Crude futures can be seen on the rise this morning due in part to rising geopolitical tensions in the Middle East. Over the weekend, following the execution of a noteworthy Shiite cleric and a retaliation attack shortly thereafter, the Saudi government cut its ties with Iran. Consequently, WTI this morning is up $0.75 to $37.79 with heat and RBOB following suit up $.0273 and $.0362 respectively. However, “We don’t see geopolitical tensions having any kind of lasting impact on oil prices,” Eimear Daly, a currency strategist at Standard Chartered Plc in London, said in an interview with Bloomberg Television. “We’ve seen geopolitical tensions come and go in the oil price and we’re looking a lot more at supply and demand.”

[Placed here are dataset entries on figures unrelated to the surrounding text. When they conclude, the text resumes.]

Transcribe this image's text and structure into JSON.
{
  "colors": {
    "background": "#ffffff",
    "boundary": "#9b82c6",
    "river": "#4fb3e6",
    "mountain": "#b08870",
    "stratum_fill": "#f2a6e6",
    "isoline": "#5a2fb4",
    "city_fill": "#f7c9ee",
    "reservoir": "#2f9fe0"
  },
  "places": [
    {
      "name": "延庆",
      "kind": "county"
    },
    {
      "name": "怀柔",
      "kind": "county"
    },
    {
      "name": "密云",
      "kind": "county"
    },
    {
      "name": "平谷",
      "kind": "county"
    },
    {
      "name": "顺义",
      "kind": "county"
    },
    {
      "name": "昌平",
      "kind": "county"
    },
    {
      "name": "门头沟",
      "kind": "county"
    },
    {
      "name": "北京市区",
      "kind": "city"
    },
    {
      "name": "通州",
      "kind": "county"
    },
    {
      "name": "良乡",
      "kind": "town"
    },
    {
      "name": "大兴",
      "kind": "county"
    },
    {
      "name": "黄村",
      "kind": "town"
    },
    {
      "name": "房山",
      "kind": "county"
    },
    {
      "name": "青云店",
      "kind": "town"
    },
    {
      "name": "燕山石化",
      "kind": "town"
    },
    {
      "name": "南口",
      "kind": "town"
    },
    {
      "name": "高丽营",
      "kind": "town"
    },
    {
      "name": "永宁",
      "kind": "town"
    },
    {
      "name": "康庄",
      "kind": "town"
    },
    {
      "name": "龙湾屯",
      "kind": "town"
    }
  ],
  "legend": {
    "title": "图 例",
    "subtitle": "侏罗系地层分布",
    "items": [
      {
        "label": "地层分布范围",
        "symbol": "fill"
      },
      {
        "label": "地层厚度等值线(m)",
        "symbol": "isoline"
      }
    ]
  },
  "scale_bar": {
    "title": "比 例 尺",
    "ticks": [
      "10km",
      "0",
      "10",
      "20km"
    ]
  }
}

Another year has passed, and a new year is in the works. However, it seems as though we are following the same story. We enter 2016 with clearer-than-day information that Saudi Arabia will not change their production strategy—just as we did in 2015. As 2016 begins, a contango (a situation where the future spot price is below the current price, and people are willing to pay more for a commodity at some point in the future than the actual expected price of the commodity) price structure exists in the futures market—just like there was last year. Finally, just like last January, a large crude surplus exists domestically, causing a shortage of on-land storage capacity with downward pressure weighing on global crude prices.
Will the new year bring a change of plot to this storyline?